Yep. That champagne was definitely getting to her now.
“Thank you,” she said, smiling at him sweetly. “We need to light it.” He didn’t know whether to be alarmed or amused when she turned questioningly toward the blazing fire with the cupcake.
“Megan,” he said quickly, placing his hand on her arm to draw her attention back to him. “I got it.” He reached into his pocket and retrieved the lighter.
She smiled happily as he lit the candle. Once it was burning, she launched into an out-of-tune rendition of ‘Happy Birthday.’ Once she was done, she held the cupcake out to him, indicating for him to blow out the candle. “Don’t forget to make a wish.”
That was easy
, he thought.
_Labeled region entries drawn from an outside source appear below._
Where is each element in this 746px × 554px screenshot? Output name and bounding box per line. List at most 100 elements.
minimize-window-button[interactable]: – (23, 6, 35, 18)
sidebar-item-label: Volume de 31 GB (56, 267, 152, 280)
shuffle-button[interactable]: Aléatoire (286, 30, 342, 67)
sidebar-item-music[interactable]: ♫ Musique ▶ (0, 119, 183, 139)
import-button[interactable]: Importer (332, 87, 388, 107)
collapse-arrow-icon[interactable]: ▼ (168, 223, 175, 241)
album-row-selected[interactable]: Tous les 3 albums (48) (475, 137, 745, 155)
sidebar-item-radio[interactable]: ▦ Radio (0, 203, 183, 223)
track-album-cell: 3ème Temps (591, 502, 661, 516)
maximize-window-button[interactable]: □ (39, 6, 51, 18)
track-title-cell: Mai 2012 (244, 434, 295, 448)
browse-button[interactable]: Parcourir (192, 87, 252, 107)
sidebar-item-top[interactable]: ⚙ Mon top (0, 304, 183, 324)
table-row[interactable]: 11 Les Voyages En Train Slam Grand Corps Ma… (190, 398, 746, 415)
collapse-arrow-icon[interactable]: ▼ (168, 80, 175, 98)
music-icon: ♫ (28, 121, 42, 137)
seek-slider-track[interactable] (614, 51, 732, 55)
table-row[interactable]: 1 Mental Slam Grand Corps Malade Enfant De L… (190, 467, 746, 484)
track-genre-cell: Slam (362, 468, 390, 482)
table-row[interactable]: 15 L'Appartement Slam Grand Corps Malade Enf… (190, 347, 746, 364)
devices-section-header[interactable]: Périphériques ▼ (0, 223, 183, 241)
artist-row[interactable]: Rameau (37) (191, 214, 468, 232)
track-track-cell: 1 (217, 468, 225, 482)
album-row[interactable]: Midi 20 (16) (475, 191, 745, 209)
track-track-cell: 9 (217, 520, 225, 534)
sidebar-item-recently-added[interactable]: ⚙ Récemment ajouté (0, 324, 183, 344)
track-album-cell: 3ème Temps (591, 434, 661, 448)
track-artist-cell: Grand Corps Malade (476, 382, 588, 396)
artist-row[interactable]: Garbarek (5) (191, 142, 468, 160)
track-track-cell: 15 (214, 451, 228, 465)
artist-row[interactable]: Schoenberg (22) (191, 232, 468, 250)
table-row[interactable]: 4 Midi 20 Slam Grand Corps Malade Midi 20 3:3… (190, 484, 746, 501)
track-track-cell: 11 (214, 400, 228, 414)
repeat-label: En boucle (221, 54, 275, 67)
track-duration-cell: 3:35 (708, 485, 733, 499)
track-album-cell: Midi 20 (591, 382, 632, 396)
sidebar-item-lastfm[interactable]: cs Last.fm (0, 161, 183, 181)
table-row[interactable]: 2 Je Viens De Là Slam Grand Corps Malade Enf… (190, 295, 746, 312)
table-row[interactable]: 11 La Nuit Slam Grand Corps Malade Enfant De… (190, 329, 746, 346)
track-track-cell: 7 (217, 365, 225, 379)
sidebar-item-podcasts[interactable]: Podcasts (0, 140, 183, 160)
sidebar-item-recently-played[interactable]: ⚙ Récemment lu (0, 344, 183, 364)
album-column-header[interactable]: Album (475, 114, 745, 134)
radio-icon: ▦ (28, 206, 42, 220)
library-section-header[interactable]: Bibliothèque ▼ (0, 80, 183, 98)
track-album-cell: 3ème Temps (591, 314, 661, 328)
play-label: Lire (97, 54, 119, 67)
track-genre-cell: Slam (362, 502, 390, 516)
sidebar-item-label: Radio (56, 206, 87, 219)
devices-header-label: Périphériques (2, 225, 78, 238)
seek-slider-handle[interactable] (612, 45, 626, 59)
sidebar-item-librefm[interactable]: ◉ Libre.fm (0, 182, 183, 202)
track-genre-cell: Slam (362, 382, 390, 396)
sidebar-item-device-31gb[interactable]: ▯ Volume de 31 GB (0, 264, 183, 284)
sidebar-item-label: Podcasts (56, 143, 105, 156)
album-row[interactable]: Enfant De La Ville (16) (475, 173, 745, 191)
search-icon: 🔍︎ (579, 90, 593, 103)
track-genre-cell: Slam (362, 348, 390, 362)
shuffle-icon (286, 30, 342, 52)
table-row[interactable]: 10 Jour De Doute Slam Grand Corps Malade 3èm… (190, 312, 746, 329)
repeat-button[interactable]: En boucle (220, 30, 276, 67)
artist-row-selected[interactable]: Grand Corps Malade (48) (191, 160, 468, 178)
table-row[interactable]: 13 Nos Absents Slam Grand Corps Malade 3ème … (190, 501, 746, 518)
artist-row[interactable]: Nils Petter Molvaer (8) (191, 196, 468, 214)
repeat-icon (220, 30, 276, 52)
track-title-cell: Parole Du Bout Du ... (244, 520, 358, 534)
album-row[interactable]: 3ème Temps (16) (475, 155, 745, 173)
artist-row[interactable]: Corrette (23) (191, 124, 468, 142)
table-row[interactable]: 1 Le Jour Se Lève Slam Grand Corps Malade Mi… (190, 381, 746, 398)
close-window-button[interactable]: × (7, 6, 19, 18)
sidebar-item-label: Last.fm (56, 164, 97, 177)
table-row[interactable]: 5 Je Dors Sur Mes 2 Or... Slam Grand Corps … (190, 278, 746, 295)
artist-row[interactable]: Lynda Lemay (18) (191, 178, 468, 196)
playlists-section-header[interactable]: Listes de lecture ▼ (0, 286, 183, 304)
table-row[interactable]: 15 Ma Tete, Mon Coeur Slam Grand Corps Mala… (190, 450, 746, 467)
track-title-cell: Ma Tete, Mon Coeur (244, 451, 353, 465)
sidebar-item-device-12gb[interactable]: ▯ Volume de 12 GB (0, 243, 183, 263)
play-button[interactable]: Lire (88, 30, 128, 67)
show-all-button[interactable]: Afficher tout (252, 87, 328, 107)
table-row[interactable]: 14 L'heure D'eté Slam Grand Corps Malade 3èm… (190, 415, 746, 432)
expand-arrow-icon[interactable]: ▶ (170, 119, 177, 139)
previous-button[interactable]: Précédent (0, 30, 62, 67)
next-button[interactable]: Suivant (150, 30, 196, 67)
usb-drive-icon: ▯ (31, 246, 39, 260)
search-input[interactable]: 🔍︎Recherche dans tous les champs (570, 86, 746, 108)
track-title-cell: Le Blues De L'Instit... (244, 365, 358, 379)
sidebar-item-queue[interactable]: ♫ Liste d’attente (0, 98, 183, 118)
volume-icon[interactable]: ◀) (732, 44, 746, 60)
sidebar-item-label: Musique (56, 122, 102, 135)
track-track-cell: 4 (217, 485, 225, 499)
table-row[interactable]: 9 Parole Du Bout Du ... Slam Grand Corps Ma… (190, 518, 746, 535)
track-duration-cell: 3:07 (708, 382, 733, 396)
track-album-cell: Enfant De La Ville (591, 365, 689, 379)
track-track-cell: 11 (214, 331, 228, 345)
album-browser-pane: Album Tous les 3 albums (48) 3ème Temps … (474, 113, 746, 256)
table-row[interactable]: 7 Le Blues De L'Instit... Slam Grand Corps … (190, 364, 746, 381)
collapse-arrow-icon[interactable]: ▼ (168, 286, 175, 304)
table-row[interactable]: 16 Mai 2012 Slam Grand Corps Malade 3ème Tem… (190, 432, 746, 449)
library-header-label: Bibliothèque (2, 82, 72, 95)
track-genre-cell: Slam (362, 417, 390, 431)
There really was only one thing to wish for.
He blew out the candle and their eyes held for a beat before she smiled and said softly,
“Happy Birthday.”
He returned her smile. “Thank you.”
“Glad you decided to escape with me?”
“Of course,” he replied honestly. He saw her eyes light up at his answer and she beamed at him, causing his own smile to widen. She giggled suddenly. “What?”
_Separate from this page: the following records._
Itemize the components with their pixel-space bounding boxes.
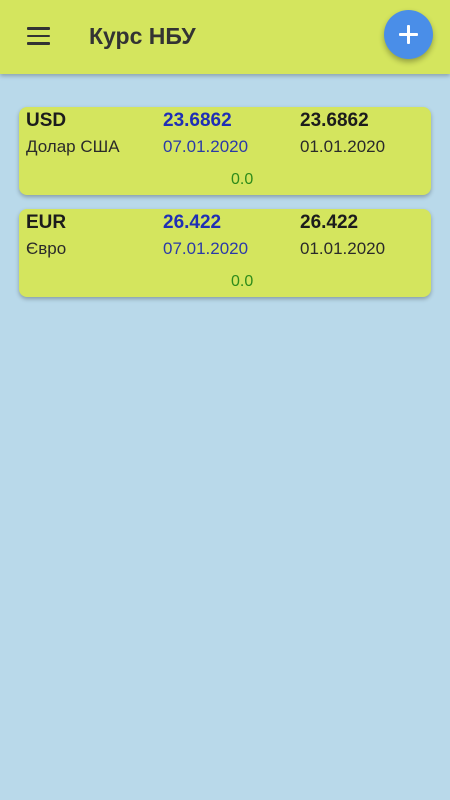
currency-card-eur[interactable]: EUR Євро 26.422 07.01.2020 26.422 01.01.… bbox=[19, 209, 431, 297]
currency-code: EUR bbox=[26, 212, 67, 233]
current-rate: 26.422 bbox=[163, 212, 222, 233]
current-date: 07.01.2020 bbox=[163, 137, 249, 156]
currency-name: Євро bbox=[26, 239, 67, 258]
base-rate: 23.6862 bbox=[300, 110, 369, 131]
menu-icon[interactable] bbox=[27, 27, 50, 45]
rate-change: 0.0 bbox=[231, 171, 254, 188]
base-date: 01.01.2020 bbox=[300, 137, 386, 156]
currency-code: USD bbox=[26, 110, 67, 131]
base-rate: 26.422 bbox=[300, 212, 359, 233]
rate-change: 0.0 bbox=[231, 273, 254, 290]
currency-name: Долар США bbox=[26, 137, 120, 156]
current-date: 07.01.2020 bbox=[163, 239, 249, 258]
add-currency-button[interactable] bbox=[384, 10, 433, 59]
app-bar: Курс НБУ bbox=[0, 0, 450, 74]
currency-card-usd[interactable]: USD Долар США 23.6862 07.01.2020 23.6862… bbox=[19, 107, 431, 195]
current-rate: 23.6862 bbox=[163, 110, 232, 131]
base-date: 01.01.2020 bbox=[300, 239, 386, 258]
page-title: Курс НБУ bbox=[89, 23, 196, 49]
“I was just wondering what was going on back at your Dad’s place.”
He made a face. “They’ve probably killed each other by now.”
“Your family’s really not that bad.”
“Compared to what? The Manson family?”
She giggled. “So they’re a little screwed up but. . .” She paused and looked at the cupcake oddly, as if she were noticing it for the first time. “This is yours. Are you going to eat it?”
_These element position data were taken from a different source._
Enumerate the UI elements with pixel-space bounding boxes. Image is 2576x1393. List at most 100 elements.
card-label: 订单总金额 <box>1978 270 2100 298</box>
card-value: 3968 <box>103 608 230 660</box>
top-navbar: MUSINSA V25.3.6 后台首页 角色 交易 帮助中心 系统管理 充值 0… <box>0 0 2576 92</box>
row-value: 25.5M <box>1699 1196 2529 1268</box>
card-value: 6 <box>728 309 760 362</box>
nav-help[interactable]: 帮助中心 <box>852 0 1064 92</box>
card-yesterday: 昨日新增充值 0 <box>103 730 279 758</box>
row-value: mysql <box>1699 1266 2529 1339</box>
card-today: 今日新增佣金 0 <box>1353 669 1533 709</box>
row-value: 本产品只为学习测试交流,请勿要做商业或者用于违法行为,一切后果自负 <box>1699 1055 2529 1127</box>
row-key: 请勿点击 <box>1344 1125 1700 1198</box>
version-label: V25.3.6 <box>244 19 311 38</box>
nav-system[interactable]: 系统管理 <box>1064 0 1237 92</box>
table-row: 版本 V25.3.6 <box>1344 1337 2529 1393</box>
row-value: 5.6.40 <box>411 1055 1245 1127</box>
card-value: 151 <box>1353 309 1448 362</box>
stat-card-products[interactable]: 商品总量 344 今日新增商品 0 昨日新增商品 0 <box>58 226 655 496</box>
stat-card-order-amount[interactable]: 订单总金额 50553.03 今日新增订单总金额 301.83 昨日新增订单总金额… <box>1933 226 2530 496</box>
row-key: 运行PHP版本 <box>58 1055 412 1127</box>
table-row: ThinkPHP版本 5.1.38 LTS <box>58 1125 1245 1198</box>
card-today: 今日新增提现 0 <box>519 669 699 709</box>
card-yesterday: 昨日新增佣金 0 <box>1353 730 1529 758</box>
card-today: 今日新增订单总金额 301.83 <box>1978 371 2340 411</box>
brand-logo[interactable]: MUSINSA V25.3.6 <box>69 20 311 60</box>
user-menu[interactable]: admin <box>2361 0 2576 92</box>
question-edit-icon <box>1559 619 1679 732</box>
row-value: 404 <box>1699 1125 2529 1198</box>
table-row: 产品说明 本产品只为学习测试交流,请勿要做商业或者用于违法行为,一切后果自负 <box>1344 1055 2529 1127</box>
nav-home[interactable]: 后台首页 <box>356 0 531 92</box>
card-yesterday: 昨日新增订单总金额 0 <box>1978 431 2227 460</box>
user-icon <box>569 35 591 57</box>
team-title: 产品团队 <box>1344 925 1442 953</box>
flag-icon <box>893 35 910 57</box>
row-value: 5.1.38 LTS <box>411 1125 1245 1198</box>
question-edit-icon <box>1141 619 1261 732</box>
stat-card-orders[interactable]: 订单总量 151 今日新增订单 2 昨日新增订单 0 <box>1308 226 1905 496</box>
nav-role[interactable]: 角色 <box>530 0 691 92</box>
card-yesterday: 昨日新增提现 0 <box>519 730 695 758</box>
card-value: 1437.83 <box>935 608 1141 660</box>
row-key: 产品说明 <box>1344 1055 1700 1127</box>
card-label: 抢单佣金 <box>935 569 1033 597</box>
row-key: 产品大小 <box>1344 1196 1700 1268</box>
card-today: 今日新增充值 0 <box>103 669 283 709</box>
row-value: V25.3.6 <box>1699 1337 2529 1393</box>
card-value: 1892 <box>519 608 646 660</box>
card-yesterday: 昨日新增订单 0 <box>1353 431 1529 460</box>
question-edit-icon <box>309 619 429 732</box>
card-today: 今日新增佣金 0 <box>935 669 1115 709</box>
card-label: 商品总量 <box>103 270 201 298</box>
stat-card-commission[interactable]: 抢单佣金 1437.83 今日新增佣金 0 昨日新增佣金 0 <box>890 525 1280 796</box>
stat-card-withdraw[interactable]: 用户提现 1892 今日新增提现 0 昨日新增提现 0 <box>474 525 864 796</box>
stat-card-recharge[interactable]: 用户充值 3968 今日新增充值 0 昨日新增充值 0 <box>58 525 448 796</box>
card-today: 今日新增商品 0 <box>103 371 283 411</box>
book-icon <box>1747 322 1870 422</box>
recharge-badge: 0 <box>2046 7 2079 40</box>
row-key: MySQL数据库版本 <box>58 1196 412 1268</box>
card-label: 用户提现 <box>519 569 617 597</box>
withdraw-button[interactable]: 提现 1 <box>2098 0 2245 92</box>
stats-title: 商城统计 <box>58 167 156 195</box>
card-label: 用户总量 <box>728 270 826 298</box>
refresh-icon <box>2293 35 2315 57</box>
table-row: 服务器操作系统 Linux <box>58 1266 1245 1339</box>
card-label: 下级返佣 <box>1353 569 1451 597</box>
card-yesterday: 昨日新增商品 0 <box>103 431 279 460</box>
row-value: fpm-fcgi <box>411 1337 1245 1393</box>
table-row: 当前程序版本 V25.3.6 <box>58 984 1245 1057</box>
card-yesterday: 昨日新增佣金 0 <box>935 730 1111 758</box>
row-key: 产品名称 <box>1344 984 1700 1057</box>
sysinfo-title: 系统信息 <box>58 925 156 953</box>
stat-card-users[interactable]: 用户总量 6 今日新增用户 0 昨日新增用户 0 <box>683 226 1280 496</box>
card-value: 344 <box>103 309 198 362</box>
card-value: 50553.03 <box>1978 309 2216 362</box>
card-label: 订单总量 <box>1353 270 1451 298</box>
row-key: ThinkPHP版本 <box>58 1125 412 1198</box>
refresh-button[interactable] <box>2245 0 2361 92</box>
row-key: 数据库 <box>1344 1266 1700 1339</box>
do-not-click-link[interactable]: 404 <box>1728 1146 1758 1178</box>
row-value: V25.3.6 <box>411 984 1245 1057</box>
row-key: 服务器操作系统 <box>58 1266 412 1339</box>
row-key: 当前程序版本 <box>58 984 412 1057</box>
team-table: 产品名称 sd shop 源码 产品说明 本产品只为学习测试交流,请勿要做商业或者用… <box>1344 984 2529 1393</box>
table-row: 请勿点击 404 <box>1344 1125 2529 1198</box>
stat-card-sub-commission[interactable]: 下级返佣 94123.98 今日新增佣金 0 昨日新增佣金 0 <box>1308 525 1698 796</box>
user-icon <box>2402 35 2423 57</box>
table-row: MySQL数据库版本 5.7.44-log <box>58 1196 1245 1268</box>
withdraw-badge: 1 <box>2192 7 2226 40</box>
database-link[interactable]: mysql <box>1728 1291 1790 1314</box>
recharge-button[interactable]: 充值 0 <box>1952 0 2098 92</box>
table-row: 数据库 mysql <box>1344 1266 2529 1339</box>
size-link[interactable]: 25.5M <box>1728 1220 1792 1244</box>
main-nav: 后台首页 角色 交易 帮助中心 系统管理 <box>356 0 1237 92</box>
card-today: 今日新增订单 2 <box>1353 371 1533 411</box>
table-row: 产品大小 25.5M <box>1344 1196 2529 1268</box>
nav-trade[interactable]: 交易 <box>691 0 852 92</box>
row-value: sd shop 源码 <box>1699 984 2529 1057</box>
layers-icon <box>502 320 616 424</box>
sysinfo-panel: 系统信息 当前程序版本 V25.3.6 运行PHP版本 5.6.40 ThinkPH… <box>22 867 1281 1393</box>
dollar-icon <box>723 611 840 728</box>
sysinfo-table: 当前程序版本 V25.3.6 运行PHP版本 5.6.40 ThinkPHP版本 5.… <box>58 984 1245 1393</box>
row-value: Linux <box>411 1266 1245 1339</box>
He took the cupcake out of her hand and placed it back inside the pastry box. “Later. What were you saying about my family?”
“They’re. . .” She frowned, trying to remember, but clearly the effects of the alcohol were beginning to play with her memory. “They’re not your only family you know.”
“What?” he asked, not knowing whether to be confused or concerned. Having witnessed what he had at dinner, he wouldn’t be surprised to learn that he had a secret family somewhere else.
“I mean your parents. . ..” She grimaced. “They’re kinda screwed up, but then you have Tyler too and he’s not like them. That was a nice family. Then there was you and I, no, me and you. . .” Her brow crinkled adorably as she grappled with the correct grammatical configuration. “Me and. . .”
“Us?” he offered helpfully.
“Yes! Us.” She smiled. “We were a family. And we weren’t bad. We were really good. I mean we had some problems, but it was a good family. Just our little family of two.” Her voice became soft and wistful. “I loved our little family.”
“Megan. . .”
“Why did things have to get so messed up?” She looked up at him and he could see her eyes shimmering with tears. One escaped and trailed slowly down her cheek. His heart ached at the sight, and he wanted nothing more than to stop whatever it was that was making her cry. He reached out, wiping the tear away. She inhaled sharply, before she reached up and wrapped her fingers around his hand.
Her hand felt incredibly warm against his own.
Surely no one’s touch should feel this hot
he thought to himself. He met her eyes and was surprised to see just how clear they were. They didn’t seem clouded by the alcohol all of a sudden.